We often rely on shapes and patterns when navigating the world. Poison ivy or an innocent plant? A nasty rash or the imprint of the textured wall you were leaning against? Similarly, scientists often use shapes and patterns to interpret datasets. Do the points follow a straight line? Appear in clusters? On the street and in the lab, shapes help us organize information, interpret data, and even make predictions.
While some sets of data are relatively straightforward to interpret, others get messy quickly. It can be difficult to extract useful information from maps of complicated situations like the relationship between diseases and their associated genes. This is because the structures that emerge often depend on parameters chosen by researchers through a somewhat arbitrary process, making it difficult to tell when a structure is really significant. In new research recently published in the American Physical Society’s journal Physical Review E, a team of scientists from Université Laval in Canada, the Politecnico di Torino and the ISI Foundation in Italy introduce a valuable tool for determining whether the shape of a complex dataset is actually significant.
Diseases and their associated genes are just one example of what scientists classify as a complex system. Many other systems fall into this category too—the Earth’s climate, living cells, the human brain, social structures—really any system that is difficult to describe because it contains so many moving, interacting pieces. Of course, understanding these same systems can have a profound effect on our quality of life, enabling early warning systems, targeted treatments, and effective interventions.
A common way of studying these systems is with complex networks, a way of visually representing components and their interactions and looking at the structures that emerge. For example, the traditional network approach considers each component to be a node and each interaction between two components as a line linking them together. Research shows that the network approach is effective in helping us understand many systems. However, you can lose important information by applying it to a complex system that can’t be broken down into a set of clean interactions between two components.
An alternative that works better for systems like the brain and social structures is the simplicial complexes approach. This approach uses mathematical objects to capture complicated interactions. Once you encode the data from a complex system into a simplicial complex, you can extract information by looking at its shape. For example, you can ask questions like: What is the shape of this dataset from a brain? Does the shape of this dataset tell me anything about the health of the brain?
Researchers have demonstrated that this approach is effective, says Jean-Gabriel Young, a researcher at Université Laval who co-led the project with Alice Patania (Politecnico di Torino and ISI Foundation), but has lacked a statistical foundation. In other words, when you organize information into simplicial complexes it can be hard to determine whether the shape is surprising or random, whether a pattern can be explained by chance or has some significant meaning. Making this determination requires a precise model that lets you compare your observed data to its random results—and such a model hasn’t existed until now.

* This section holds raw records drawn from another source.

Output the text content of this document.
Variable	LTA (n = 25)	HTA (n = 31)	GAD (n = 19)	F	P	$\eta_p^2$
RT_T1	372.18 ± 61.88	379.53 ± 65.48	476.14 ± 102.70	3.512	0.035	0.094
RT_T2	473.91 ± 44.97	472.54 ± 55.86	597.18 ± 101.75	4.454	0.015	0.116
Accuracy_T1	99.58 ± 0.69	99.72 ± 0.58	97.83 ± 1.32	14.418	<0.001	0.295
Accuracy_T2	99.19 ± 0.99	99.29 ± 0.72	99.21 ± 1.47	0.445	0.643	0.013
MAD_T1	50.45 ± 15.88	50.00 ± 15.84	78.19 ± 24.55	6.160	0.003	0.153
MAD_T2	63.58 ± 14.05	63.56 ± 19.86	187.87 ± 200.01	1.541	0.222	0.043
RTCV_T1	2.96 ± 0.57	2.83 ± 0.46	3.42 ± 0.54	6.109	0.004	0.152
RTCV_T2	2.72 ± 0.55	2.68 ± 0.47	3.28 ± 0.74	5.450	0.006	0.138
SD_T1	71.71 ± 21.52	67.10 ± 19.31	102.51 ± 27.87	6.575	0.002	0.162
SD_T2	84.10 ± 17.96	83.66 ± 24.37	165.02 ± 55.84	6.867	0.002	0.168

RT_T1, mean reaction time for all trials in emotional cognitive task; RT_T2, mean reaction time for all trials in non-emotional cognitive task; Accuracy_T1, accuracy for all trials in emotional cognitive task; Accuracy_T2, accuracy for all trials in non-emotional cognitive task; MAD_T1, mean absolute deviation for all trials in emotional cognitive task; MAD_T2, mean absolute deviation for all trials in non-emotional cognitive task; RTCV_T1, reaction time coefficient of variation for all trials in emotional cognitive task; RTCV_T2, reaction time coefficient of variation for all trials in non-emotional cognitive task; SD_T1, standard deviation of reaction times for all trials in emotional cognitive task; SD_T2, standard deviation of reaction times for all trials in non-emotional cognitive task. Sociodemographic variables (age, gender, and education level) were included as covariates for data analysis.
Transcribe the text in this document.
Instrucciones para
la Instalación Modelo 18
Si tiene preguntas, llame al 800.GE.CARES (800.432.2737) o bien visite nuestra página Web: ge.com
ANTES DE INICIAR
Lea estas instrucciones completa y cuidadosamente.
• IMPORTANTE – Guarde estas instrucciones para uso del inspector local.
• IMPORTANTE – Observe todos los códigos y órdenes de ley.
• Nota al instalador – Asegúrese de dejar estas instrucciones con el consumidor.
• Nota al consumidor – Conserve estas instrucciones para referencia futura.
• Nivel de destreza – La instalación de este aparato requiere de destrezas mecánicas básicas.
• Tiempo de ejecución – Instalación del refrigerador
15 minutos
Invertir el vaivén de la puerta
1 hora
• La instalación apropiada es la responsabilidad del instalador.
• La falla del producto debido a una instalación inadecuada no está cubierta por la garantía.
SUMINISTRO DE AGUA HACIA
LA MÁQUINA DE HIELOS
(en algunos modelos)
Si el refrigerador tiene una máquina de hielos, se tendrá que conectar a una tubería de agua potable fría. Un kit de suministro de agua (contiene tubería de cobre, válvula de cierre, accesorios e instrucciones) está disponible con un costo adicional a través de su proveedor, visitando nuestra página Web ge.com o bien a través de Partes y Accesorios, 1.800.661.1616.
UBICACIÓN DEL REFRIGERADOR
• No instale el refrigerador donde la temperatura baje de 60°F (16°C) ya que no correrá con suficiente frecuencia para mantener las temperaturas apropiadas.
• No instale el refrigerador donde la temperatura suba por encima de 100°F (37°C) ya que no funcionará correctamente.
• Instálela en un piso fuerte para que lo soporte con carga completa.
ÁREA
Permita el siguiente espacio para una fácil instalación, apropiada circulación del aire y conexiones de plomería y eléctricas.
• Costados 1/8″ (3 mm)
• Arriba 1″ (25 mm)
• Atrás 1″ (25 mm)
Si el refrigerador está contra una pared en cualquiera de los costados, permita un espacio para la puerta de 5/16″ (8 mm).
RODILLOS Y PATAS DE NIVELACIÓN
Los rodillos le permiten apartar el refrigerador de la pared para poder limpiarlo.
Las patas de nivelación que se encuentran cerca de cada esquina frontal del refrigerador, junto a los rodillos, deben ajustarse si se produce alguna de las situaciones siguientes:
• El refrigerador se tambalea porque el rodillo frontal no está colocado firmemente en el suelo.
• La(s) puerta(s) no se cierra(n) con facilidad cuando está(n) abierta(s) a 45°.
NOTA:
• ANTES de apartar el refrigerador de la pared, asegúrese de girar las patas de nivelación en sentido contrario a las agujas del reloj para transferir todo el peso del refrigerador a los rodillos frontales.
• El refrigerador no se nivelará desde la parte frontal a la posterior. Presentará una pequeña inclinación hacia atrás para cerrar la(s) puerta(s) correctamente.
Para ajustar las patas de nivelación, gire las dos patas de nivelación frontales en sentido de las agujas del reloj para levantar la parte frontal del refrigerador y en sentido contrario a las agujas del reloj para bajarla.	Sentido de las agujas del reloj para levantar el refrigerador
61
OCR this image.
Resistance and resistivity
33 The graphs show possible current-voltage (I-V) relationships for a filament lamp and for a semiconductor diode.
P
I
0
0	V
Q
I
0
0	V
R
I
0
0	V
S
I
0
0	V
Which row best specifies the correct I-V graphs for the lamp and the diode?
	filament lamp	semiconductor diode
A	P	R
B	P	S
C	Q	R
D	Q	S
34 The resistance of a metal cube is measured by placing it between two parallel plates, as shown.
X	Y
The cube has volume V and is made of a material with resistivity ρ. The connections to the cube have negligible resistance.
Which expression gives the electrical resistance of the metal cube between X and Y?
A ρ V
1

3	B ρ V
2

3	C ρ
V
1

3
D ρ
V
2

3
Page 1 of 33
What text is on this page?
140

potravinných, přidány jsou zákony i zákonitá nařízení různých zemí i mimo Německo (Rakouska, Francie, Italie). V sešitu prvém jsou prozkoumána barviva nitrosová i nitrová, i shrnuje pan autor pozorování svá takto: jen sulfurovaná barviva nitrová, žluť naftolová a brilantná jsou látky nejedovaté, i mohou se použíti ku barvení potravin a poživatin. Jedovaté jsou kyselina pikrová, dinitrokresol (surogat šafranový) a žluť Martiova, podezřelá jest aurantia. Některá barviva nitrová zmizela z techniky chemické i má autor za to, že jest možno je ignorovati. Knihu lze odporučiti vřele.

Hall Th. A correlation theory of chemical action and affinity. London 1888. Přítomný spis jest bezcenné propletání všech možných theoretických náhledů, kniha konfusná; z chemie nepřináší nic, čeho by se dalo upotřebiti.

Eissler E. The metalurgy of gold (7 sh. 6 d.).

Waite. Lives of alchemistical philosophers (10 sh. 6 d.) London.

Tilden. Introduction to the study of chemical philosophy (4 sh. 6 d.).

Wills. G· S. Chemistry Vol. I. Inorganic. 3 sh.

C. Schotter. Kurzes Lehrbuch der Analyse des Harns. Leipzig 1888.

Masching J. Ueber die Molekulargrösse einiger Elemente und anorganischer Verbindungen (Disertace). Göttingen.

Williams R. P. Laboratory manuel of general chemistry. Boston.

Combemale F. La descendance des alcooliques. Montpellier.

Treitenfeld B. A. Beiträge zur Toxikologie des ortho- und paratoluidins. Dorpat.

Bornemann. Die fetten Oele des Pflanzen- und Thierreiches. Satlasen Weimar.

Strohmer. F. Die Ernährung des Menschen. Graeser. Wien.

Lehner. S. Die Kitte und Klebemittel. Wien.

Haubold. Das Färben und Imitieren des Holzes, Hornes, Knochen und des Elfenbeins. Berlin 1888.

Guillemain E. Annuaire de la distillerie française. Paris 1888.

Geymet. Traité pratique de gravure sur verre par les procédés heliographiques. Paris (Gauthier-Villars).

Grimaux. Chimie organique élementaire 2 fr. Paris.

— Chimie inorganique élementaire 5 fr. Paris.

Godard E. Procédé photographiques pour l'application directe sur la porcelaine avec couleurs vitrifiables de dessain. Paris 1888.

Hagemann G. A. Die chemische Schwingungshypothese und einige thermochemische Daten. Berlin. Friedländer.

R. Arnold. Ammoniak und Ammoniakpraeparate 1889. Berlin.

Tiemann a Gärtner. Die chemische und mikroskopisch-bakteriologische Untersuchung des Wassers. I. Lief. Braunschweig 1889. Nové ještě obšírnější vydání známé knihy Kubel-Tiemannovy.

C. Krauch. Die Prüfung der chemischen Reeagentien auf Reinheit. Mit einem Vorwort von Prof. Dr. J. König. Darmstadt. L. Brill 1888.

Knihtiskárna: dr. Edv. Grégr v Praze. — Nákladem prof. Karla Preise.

Young and Patania met at the Santa Fe Institute in the summer of 2015, as attendees at a summer school for PhD students focused on complexity. Young was a physics student studying network science and Patania a math student studying topological data analysis, an area focused on finding and quantifying the shape of datasets. The two worked together over the summer and kept in touch. Over the course of two later visits, one by Young to Italy and one by Patania to Canada (the latter trip funded by a grant from the Young Researcher Network on Complex Systems), the researchers combined their expertise in different areas to address the question of how to quantify randomness in the shapes of complex systems.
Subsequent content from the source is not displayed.